Thomas Hammarberg, Representante Especial das Nações Unidas para Assuntos de Direitos Humanos no Camboja, deixou claro, em seu relatório de outubro de 1997 para a Assembleia Geral da ONU, que os acontecimentos de 5 e 6 de julho constituíam um golpe de Estado.[4] Em retrospectiva, algumas questões têm sido identificadas como possíveis causas da crise. Em primeiro lugar, o "poder dual", acordado segundo a fórmula de partilha do poder adotada em 1993, com dois primeiros-ministros, permitiu que o PPC mantivesse o controle das estruturas de poder, ao mesmo tempo que a Funcinpec estabelecia uma aliança - Frente Unida Nacional - com o Partido Sam Rainsy, de oposição.[7] Ambos os lados se acusavam mutuamente de tentar integrar os ex-combatentes do Khmer Vermelho. Hun Sen alegava que Ranariddh estava planejando a tomada do poder com a ajuda dos ex-combatentes do Khmer Vermelho, supostamente introduzidos clandestinamente na capital. Ao mesmo tempo, o exército de Hun Sen também incluía ex-combatentes do Khmer Vermelho.[9]

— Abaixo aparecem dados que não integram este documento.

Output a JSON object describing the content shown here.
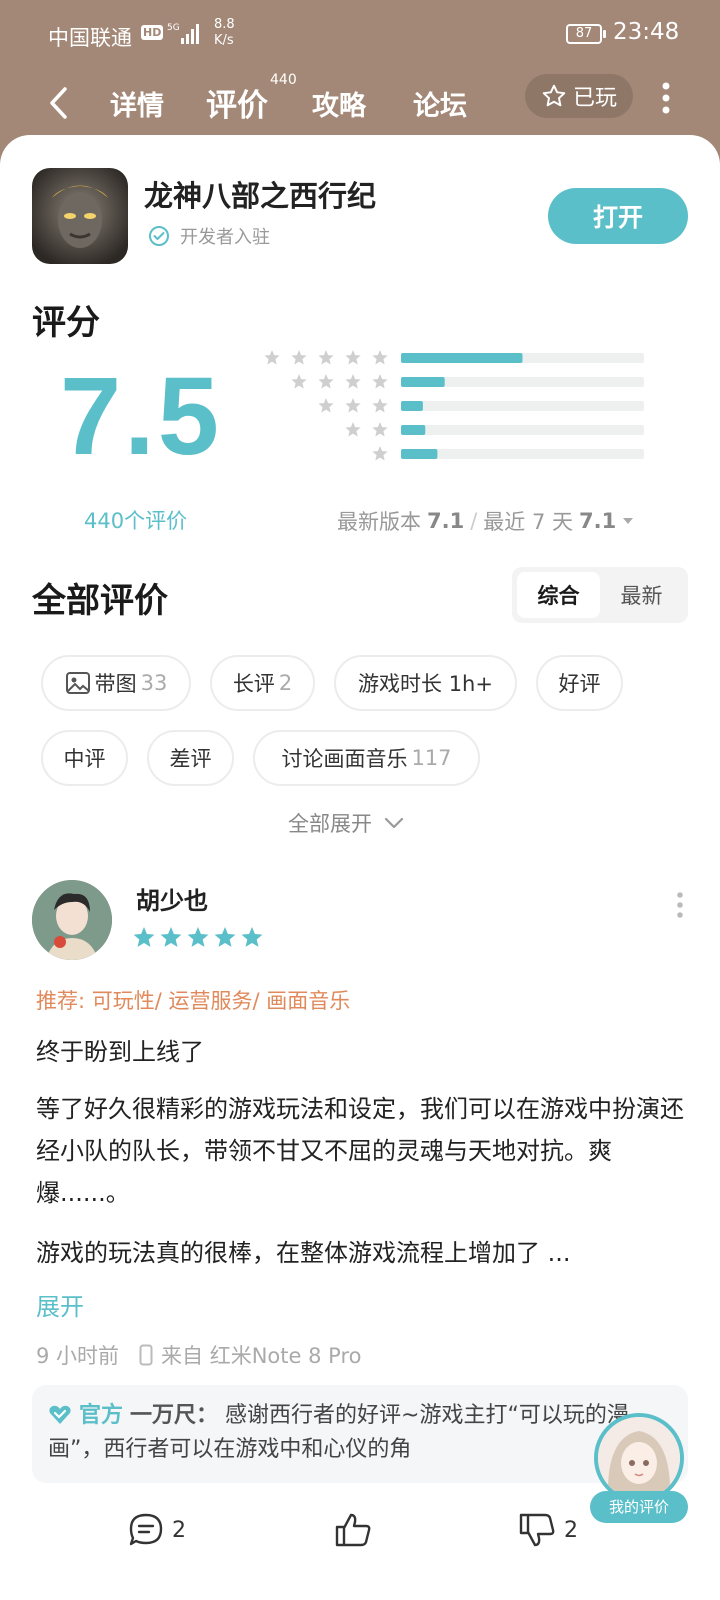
{
  "status_bar": {
    "carrier": "中国联通",
    "hd": "HD",
    "network": "5G",
    "speed_value": "8.8",
    "speed_unit": "K/s",
    "battery": "87",
    "time": "23:48"
  },
  "nav": {
    "tabs": [
      "详情",
      "评价",
      "攻略",
      "论坛"
    ],
    "active_tab": 1,
    "review_count_badge": "440",
    "played_label": "已玩"
  },
  "game": {
    "name": "龙神八部之西行纪",
    "developer_label": "开发者入驻",
    "open_label": "打开"
  },
  "rating": {
    "section_title": "评分",
    "score": "7.5",
    "count_label": "440个评价",
    "distribution": [
      {
        "stars": 5,
        "fraction": 0.5
      },
      {
        "stars": 4,
        "fraction": 0.18
      },
      {
        "stars": 3,
        "fraction": 0.09
      },
      {
        "stars": 2,
        "fraction": 0.1
      },
      {
        "stars": 1,
        "fraction": 0.15
      }
    ],
    "latest_version_label": "最新版本",
    "latest_version_score": "7.1",
    "separator": "/",
    "recent_label": "最近 7 天",
    "recent_score": "7.1"
  },
  "reviews_section": {
    "title": "全部评价",
    "sort_options": [
      "综合",
      "最新"
    ],
    "active_sort": 0,
    "filters": [
      {
        "label": "带图",
        "count": "33"
      },
      {
        "label": "长评",
        "count": "2"
      },
      {
        "label": "游戏时长 1h+",
        "count": ""
      },
      {
        "label": "好评",
        "count": ""
      },
      {
        "label": "中评",
        "count": ""
      },
      {
        "label": "差评",
        "count": ""
      },
      {
        "label": "讨论画面音乐",
        "count": "117"
      }
    ],
    "expand_all": "全部展开"
  },
  "review": {
    "user": "胡少也",
    "stars": 5,
    "recommend": "推荐: 可玩性/ 运营服务/ 画面音乐",
    "title": "终于盼到上线了",
    "para1": "等了好久很精彩的游戏玩法和设定，我们可以在游戏中扮演还经小队的队长，带领不甘又不屈的灵魂与天地对抗。爽爆......。",
    "para2": "游戏的玩法真的很棒，在整体游戏流程上增加了 ...",
    "expand": "展开",
    "time": "9 小时前",
    "device": "来自 红米Note 8 Pro",
    "reply_official": "官方",
    "reply_dev": "一万尺：",
    "reply_text": "感谢西行者的好评~游戏主打“可以玩的漫画”，西行者可以在游戏中和心仪的角",
    "my_review_label": "我的评价",
    "comments": "2",
    "dislikes": "2"
  },
  "colors": {
    "accent": "#5bbfc9",
    "recommend": "#e08a5b",
    "header_bg": "#a38877"
  },
  "icons": [
    "back-arrow-icon",
    "star-outline-icon",
    "more-vertical-icon",
    "verified-check-icon",
    "image-icon",
    "chevron-down-icon",
    "phone-icon",
    "heart-official-icon",
    "comment-icon",
    "thumbs-up-icon",
    "thumbs-down-icon"
  ]
}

Em 5 de julho de 1997, tropas do PPC lideradas pelo General Ke Kim Yan cercaram uma guarnição militar comandada por Nhek Bun Chhay (ligado à Funcinpec), situada na província de Kampong Speu. Ke Kim Yan tentou persuadir Nhek Bun Chhay a desmantelar sua guarnição, mas não conseguiu.[10] : 299 Ao mesmo tempo, policiais militares alinhados ao PPC foram até à residência de Chao Sambath (outro general ligado à Funcinpec) e pediram às tropas que guardavam o local que entregassem suas armas[10]: 300 Nhek Bun Chhay respondeu ordenando que as tropas da Funcinpec resistissem aos avanços das tropas e da polícia militar do PPC .[11]:258 Seguiram-se então intensos combates na base militar de Taing Krassang e no Aeroporto Internacional de Phnom Penh, onde se encontrava a maior parte das tropas da Funcinpec.[10]

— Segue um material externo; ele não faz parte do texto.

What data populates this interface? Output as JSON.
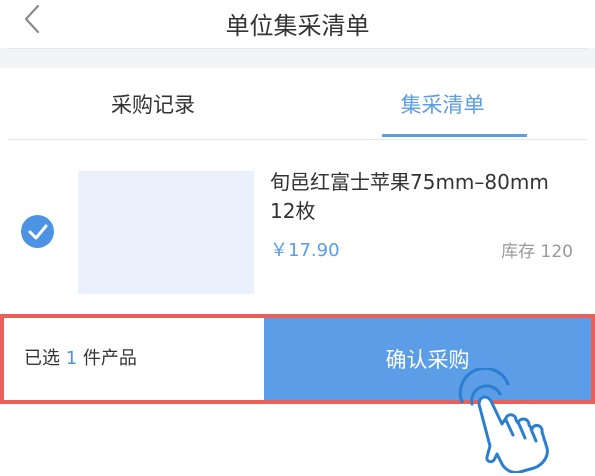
{
  "header": {
    "title": "单位集采清单",
    "back_icon": "chevron-left-icon"
  },
  "tabs": [
    {
      "label": "采购记录",
      "active": false
    },
    {
      "label": "集采清单",
      "active": true
    }
  ],
  "product": {
    "name_line1": "旬邑红富士苹果75mm–80mm",
    "name_line2": "12枚",
    "price": "￥17.90",
    "stock_label": "库存",
    "stock_value": "120",
    "checked": true
  },
  "footer": {
    "selected_prefix": "已选",
    "selected_count": "1",
    "selected_suffix": "件产品",
    "confirm_label": "确认采购"
  },
  "colors": {
    "accent": "#5b9de6",
    "check": "#4c93e3",
    "highlight_border": "#e8605a",
    "thumbnail": "#eaf1fd"
  },
  "annotation_icon": "tap-hand-icon"
}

Ao saber das notícias, Hun Sen retornou apressadamente de suas férias em Vũng Tàu (Vietnam) [12]:255 e, no dia seguinte, deslocou unidades de sua guarda pessoal para que se juntassem às forças regulares que combatiam as tropas da Funcinpec. Estas fizeram duas tentativas de ataque às tropas do PPC mas foram rapidamente repelidas pelos guarda-costas de Hun Sen e pelas tropas regulares. Assim, depois de sofrer pesadas baixas, as tropas da Funcinpec se retiraram de suas posições[12]:257-8 , fugindo para O'Smach, pequena localidade da província de Oddar Mean Cheay, perto da fronteira tailandesa.[11] :254

Após a resistência monarquista ser esmagada em Phnom Penh, houve de fato alguma resistência conjunta das forças Funcinpec-Khmer Vermelho nas províncias do Norte, onde os combates contra a ofensiva de Hun Sen duraram até agosto de 1997.[1]

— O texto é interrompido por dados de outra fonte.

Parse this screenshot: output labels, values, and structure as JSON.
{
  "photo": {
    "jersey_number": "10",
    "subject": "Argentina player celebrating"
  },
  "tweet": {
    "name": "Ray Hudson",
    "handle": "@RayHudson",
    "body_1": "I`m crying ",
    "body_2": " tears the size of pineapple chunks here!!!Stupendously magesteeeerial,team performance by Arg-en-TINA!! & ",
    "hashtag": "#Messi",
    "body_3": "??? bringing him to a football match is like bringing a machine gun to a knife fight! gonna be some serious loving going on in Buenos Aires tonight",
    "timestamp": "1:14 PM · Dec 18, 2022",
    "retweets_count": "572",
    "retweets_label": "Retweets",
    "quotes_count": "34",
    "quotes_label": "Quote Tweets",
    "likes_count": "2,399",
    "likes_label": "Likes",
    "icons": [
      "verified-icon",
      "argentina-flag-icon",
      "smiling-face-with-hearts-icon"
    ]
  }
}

Na sequência da tomada do poder por Hun Sen, o Príncipe Ranariddh exilou-se para Paris. Alguns líderes da Funcinpec foram forçados a fugir do país e muitos foram mortos. Ung Huot foi eleito como o novo Primeiro-Ministro. Pouco antes das eleições para a Assembleia Nacional de 1998, os líderes da Funcinpec retornaram ao Camboja. Nessas eleições, o Partido Popular do Camboja recebeu 41% dos votos, a Funcinpec 32%, e o Partido Sam Rainsy 13%. Segundo observadores internacionais, as eleições foram gravemente prejudicadas pela violência política, intimidação e falta de acesso à mídia. O Partido Popular do Camboja e a Funcinpec formaram um outro governo de coalizão, sendo que o Partido Popular do Camboja passou a ser o parceiro principal.